Late last evening, Microsoft revealed that it will be acquiring Nokia's Devices & Services division, along with licensing its patents and mapping service. Among the details was one lesser-proclaimed reality -- Nokia's CEO Stephen Elop will be stepping down from his position and taking up one within Microsoft, making him an "internal candidate" as a possible replacement to Microsoft CEO Ballmer.

Such a move will put Elop into an executive position within Microsoft, making him head of the company's mobile devices division and overseer of all things ranging from Windows Phone to the Surface to the Xbox One. As for Julie Larson-Green, who is currently executive vice president of the division, she will begin reporting to Elop when the business shuffle takes place.
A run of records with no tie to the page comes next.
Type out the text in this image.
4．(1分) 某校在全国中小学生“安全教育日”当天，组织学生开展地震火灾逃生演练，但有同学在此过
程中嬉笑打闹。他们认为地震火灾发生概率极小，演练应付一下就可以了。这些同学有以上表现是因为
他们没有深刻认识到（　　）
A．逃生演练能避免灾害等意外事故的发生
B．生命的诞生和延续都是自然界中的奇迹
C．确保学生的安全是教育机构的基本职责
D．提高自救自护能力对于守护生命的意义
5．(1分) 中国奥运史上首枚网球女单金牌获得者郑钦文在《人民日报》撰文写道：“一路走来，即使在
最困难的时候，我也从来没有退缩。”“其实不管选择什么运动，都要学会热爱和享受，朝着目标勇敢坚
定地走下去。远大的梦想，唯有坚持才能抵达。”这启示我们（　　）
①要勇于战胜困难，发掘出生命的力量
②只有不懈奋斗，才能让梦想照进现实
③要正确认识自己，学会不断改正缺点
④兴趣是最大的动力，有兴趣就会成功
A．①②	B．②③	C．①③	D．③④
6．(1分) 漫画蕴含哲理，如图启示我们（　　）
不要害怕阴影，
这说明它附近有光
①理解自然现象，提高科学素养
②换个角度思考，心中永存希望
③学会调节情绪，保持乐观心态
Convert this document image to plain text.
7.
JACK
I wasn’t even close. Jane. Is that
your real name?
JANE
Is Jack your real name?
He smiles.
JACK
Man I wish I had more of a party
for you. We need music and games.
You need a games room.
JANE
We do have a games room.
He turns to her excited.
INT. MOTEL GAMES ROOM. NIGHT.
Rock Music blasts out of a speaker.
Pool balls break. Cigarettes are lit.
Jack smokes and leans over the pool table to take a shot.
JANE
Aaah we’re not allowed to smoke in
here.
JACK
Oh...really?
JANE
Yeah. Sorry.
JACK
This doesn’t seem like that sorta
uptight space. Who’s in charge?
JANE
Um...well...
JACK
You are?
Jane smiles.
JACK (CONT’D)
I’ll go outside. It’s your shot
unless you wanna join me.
This move won't be unfamiliar ground for Elop, however, who worked as Microsoft's Business division president before heading over to Nokia. The transition follows on the heels of rumors that Elop could perhaps replace current CEO Ballmer, who will be stepping down. Ballmer has stated that the Nokia acquisition was about devices and strategies, not the CEO change, but that Elop knew what was going on before the announcement was made public.

The current Microsoft CEO then went on to say that with Elop's migration back under Microsoft's wing, "Stephen will go from external [candidate] to internal. The board will continue [to consider] all appropriate candidates through that process." Such a transition -- and Elop's history, particularly with the company -- certainly puts him in a desirable place for the position.

The purchase is taking place for 5.44 billion Euros, a combination of 3.79 billion for the Devices & Services Business and 1.65 billion for licensing of its patents. The deal is expected to be finalized in the first quarter of next year, with 32,000-ish workers under that particular business being transferred to under Microsoft's title.